Gli undici pasticceri partecipanti

Undici i partecipanti, provenienti da diverse località dell’Emilia-Romagna: a rappresentare Bologna saranno La Borbonica, Fiordaliso (vincitrice della scorsa edizione), La Deliziosa e Papparè, poi arriveranno da Sasso Marconi il Caffè della Piazza, da Budrio il Caffè Centrale, da Bazzano La Dolce Vita, da Molinella Golinelli, da Imola il Dulcis Cafè, da Cattolica lo Staccoli Caffè e da Mirandola Busuoli.

Due giurie, due premiazioni

Due anche le giurie che dovranno occuparsi del verdetto: la giuria tecnica, composta da Mauro Bassini, critico gastronomico de Il Resto del Carlino, Leonardo Di Carlo, maestro pasticcere pluricampione del mondo, Francesca Romana Barberini, conduttrice televisiva e foodwriter, e Giampaolo Trombetti, autore televisivo ora in Rai, assegnerà al vincitore un corso di specializzazione in alta pasticceria del valore di 1300 euro.

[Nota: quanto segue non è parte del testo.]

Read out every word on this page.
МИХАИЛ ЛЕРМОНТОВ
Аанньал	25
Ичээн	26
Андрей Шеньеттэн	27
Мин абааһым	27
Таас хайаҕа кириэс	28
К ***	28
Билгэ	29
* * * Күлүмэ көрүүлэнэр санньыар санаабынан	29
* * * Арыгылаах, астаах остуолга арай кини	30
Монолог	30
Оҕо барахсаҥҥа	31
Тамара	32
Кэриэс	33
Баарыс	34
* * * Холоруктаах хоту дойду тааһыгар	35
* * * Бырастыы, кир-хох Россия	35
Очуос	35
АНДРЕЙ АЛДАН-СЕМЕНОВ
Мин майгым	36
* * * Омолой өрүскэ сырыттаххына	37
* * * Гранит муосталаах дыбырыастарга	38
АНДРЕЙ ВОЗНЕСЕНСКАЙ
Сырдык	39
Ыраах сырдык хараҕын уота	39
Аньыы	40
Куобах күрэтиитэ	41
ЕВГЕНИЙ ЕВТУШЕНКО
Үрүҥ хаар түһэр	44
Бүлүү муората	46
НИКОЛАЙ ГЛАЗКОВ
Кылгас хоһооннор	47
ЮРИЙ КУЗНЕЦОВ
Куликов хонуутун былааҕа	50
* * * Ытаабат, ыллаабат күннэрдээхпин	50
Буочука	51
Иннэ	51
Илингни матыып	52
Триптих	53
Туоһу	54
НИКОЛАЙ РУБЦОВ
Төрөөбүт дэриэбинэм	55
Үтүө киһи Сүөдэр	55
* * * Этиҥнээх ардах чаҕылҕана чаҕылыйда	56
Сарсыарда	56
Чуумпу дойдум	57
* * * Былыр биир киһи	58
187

La giuria popolare invece, che si comporrà di tutti quegli appassionati che acquisteranno l’intero carnet di assaggi, decreterà le tre migliori torte di riso e i tre migliori dessert inediti, e i vincitori riceveranno un Kenwood Chef professionale.

Masterclass e dolci natalizi per completare

Non mancheranno le masterclass tenute con la partecipazione di celebri food blogger e le ricette promosse dalle aziende partner come Cannamela, Eridania e Villa Poggiolo, nonché uno stand natalizio pronto a offrire i dolci tradizionali delle festività come croccante, torrone e zucchero filato.

Quanto costa partecipare

Per assaporare le squisitezze offerte in piazza – a orario continuato dalle 10 alle 20 – le modalità saranno diverse: acquistando per 15 euro il carnet di 22 assaggi si riceverà anche il diritto di votare nella giuria popolare.

Qualora però non si fosse interessati allora sarà possibile optare per i ticket “Soppa! Che buono” da 3 e 5 euro ciascuno per degustazioni singole o per un calice di vino.